In state elections in WA and Queensland, and in the Ryan by-election, the Democrats' progressive voters bled to the Greens and their loony right-wing fringe bled to One Nation.

It's no surprise therefore that Democrats members have opted overwhelmingly for a reshuffle at the head of the table. Nor is it any surprise that the bosses' media have been all too happy to assist.

Stott Despoja and the media have been working hand in glove over the last six weeks to convince the electorate that the Democrats are no longer the same party that played ballboy for John Howard.

Stott Despoja has outdone herself in meaningless gestures. She made a point of meeting with Sharan Burrow from the ACTU before any representative of the government or the opposition. She has stated her intention to be "hard" on John Howard, and to make the Democrats "vibrant" and "relevant". She has even floated the idea of a membership ballot to consider supporting some elements of GST rollback.

But she has not announced a single policy change, or criticised one element of previous Democrat policy, not even their support for the GST. While she has blamed the Democrats poll losses on the "perception" that they are too close to the Howard government, she argues that it is a false impression.

On April 23, for example, 10 days after Stott Despoja met with the ACTU, Senator Andrew Murray, the Democrats spokesperson on industrial relations, confirmed that the Democrats would not support the repeal of individual contracts under an ALP government.

Despite all the hype, the Democrats still want to be a bosses' party. They want to steal Green and progressive votes without annoying the corporate elite. Stott Despoja understands that her media popularity comes with a political price tag, and she is only too eager to pay it.

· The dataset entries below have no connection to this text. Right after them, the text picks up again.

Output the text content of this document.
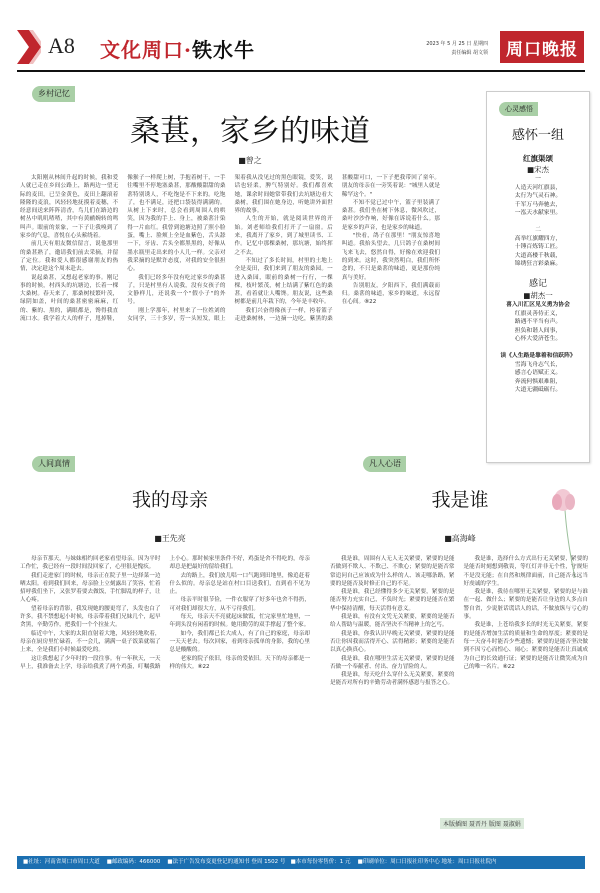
A8 文化周口·铁水牛	2023 年 5 月 25 日 星期四
责任编辑 胡文领	周口晚报
乡村记忆
桑葚，家乡的味道
■曾之

太阳刚从林间升起的时候，我和爱人就已走在乡间公路上，路两边一望无际的麦田，已呈金黄色，麦田上翻滚着隆隆的麦浪，风轻轻地抚摸着麦穗，不经意间送来阵阵清香，鸟儿们在路边的树丛中叽叽喳喳，其中有黄鹂婉转的鸣叫声。眼前的景象，一下子让我嗅到了家乡的气息，喜悦在心头萦绕着。

前几天有朋友微信留言，说他那里的桑葚熟了，邀请我们前去采摘，并留了定位。我和爱人都很感谢朋友的热情，决定趁这个周末赴去。

说起桑葚，又想起老家的事。刚记事的时候，村西头的坑塘边，长着一棵大桑树。春天来了，那桑树枝繁叶茂，绿阴如盖，叶间的桑葚密密麻麻，红的、紫的、黑的，满眼都是，馋得我直流口水。我学着大人的样子，甩掉鞋，像猴子一样爬上树，手抱着树干，一手往嘴里不停地塞桑葚，那酸酸甜甜的桑葚特别诱人，不吃饱是不下来的。吃饱了，也不满足，还把口袋装得满满的。从树上下来时，总会看到周围人的哄笑，因为我的手上、身上，被桑葚汁染得一片血红。我曾到池塘边照了照小脸蛋，嘴上、脸颊上全是血紫色，舌头舔一下，牙齿、舌头全都黑黑的，好像从墨水瓶里走出来的小人儿一样。父亲对我采摘的是默许态度，对我的安全很担心。

我们已经多年没有吃过家乡的桑葚了，只是村里有人说我，没有女孩子的文静样儿，还说我一个"假小子"的外号。

刚上学那年，村里来了一位姓刘的女同学，三十多岁，劳一头短发，眼上架着我从没见过的黑色眼镜，爱笑，说话也轻柔，脾气特别好。我们都喜欢她，课余时间她常带我们去坑塘边看大桑树，我们围在她身边，听她讲外面世界的故事。

人生的开始，就是阅读世界的开始。刘老师给我们打开了一扇窗。后来，我离开了家乡，到了城里读书、工作。记忆中那棵桑树，那坑塘，始终挥之不去。

不知过了多长时间，村里的土地上全是麦田，我们来到了朋友的桑园。一进入桑园，眼前的桑树一行行，一棵棵，枝叶繁茂，树上结满了紫红色的桑葚，看着就让人嘴馋。朋友说，这些桑树都是前几年栽下的，今年是丰收年。

我们兴奋得像孩子一样，挎着篮子走进桑树林，一边摘一边吃，紫黑的桑葚酸甜可口，一下子把我带回了童年。朋友的母亲在一旁笑着说："城里人就是稀罕这个。"

不知不觉已过中午，篮子里装满了桑葚。我们坐在树下休息，微风吹过，桑叶沙沙作响，好像在诉说着什么。那是家乡的声音，也是家乡的味道。

"快看，鸽子在那里！"朋友惊喜地叫道。我抬头望去，几只鸽子在桑树间飞来飞去，悠然自得，好像在欢迎我们的到来。这时，我突然明白，我们所怀念的，不只是桑葚的味道，更是那份纯真与美好。

告别朋友，夕阳西下，我们满载而归。桑葚的味道，家乡的味道，永远留在心间。⑧22

心灵感悟
感怀一组
红旗渠颂
■宋杰
一
人造天河红旗县，
太行为气灵石神。
千军万马奔驰去，
一泓天水献家里。
二
高举红旗耀四方，
十锤百炼铸工匠。
大道高楼千秋载，
锦绣狂言彩桑麻。
感记
■胡杰一
喜入川汇区见义勇为协会
红旗灵善侍正义，
路遇不平当有声。
担负和谐人间事，
心怀大爱济苍生。
读《人生路是靠着和信跃阵》
雪海飞舟志气长，
感言心语赋正义。
奔流何惧艰难阻，
大道无疆砥砺行。
人间真情
我的母亲
■王先亮

母亲节那天，与妹妹相约回老家看望母亲。因为平时工作忙，我已经有一段时间没回家了，心里很是愧疚。

我们走进家门的时候，母亲正在院子里一边择菜一边晒太阳。看到我们回来，母亲脸上立刻露出了笑容，忙着招呼我们坐下，又张罗着要去做饭，手忙脚乱的样子，让人心疼。

望着母亲的背影，我发现她的腰更弯了，头发也白了许多。我不禁想起小时候，母亲带着我们兄妹几个，起早贪黑，辛勤劳作，把我们一个个拉扯大。

临近中午，大家的太阳直射着大地，风轻轻地吹着，母亲在厨房里忙碌着，不一会儿，满满一桌子饭菜就端了上来，全是我们小时候最爱吃的。

这让我想起了少年时的一段往事。有一年秋天，一天早上，我准备去上学，母亲给我煮了两个鸡蛋，叮嘱我路上小心。那时候家里条件不好，鸡蛋是舍不得吃的，母亲却总是把最好的留给我们。

去的路上，我们放儿唱一口气跑到田地里，像追赶着什么似的。母亲总是站在村口目送我们，直到看不见为止。

母亲平时很节俭，一件衣服穿了好多年也舍不得扔，可对我们却很大方，从不亏待我们。

每天，母亲天不亮就起床做饭，忙完家里忙地里，一年到头没有闲着的时候。她用勤劳的双手撑起了整个家。

如今，我们都已长大成人，有了自己的家庭，母亲却一天天老去。每次回家，看到母亲孤单的身影，我的心里总是酸酸的。

老家的院子依旧，母亲的爱依旧。天下的母亲都是一样的伟大。⑧22

凡人心语
我是谁
■高海峰

我是谁，周围有人无人无关紧要，紧要的是能否做到不欺人、不欺己、不欺心；紧要的是能否常常追问自己应该成为什么样的人、该走哪条路，紧要的是能否及时修正自己的不足。

我是谁，我已经懂得多少无关紧要，紧要的是能否努力充实自己，不负时光；紧要的是能否在繁华中保持清醒，每天活得有意义。

我是谁，有没有文凭无关紧要，紧要的是能否给人帮助与温暖，能否坚决不当精神上的乞丐。

我是谁，你我认识早晚无关紧要，紧要的是能否让你因我而活得开心、活得精彩；紧要的是能否以真心换真心。

我是谁，我在哪里生活无关紧要，紧要的是能否做一个奉献者、付出、奋力冒险的人。

我是谁，每天吃什么穿什么无关紧要，紧要的是能否对所有的辛勤劳动者满怀感恩与报答之心。

我是谁，选择什么方式出行无关紧要，紧要的是能否时刻想到敬畏，等红灯并非无个性，守规矩不是没无能；在自然和规律面前，自己能否永远当好虔诚的学生。

我是谁，我待在哪里无关紧要，紧要的是与谁在一起、做什么；紧要的是能否让身边的人多点自警自省，少说脏话谎话人的话，不做放纵与亏心的事。

我是谁，上苍给我多长的时光无关紧要，紧要的是能否增加生活的质量和生命的厚度；紧要的是每一天奋斗时能否少些遗憾；紧要的是能否坚决做到不因亏心而惶心、闹心；紧要的是能否让真诚成为自己的长效通行证；紧要的是能否让微笑成为自己的唯一名片。⑧22

本版插图 聂晋丹 版图 聂淑娟
■社址：河南省周口市周口大道 ■邮政编码：466000 ■法于广告发布变更登记的通知书 登周 1502 号 ■本市每份零售价：1 元 ■印刷单位：周口日报社印务中心 地址：周口日报社院内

For its part, the corporate media will give the Democrats any coverage that will take votes away from the Greens, who the bosses still consider a wild card. This is behind the portrayal of Stott Despoja as the voice of youth, a portrayal which is based on little more than her age and her public position against student fees.

When it comes to reflecting young people's attitudes to politics, Stott Despoja is about as relevant as Ray Martin. In her first speech to parliament in 1996, she said, "If I can speak for all the youth of this country it is to say that we want to respect our institutions and our leaders".

This attitude is not surprising, given she was chosen as Australia's "most promising youth leader" by the World Economic Forum, the institution that thousands of young people came out to oppose in September last year.

But this is Stodge's basic problem. For all the groovy image, the right clothes and media attention, she and Ridgeway are the bosses' "dream team" and no-one else's. The Democrats are the third party alternative which offers no alternative and Stott Despoja is the politican who sold her soul to capital in return for media coverage.

Cheryl Kernot got one thing right. There is "new politics" in Australia — but it has nothing to do with her one time protege.

The new politics is happening far from the plush red benches of the Senate; it's happening in the streets, on the campuses and high schools, in the workplaces and communities, in the mass mobilisations and direct actions. And it's marching straight past the Democrats "new" leader.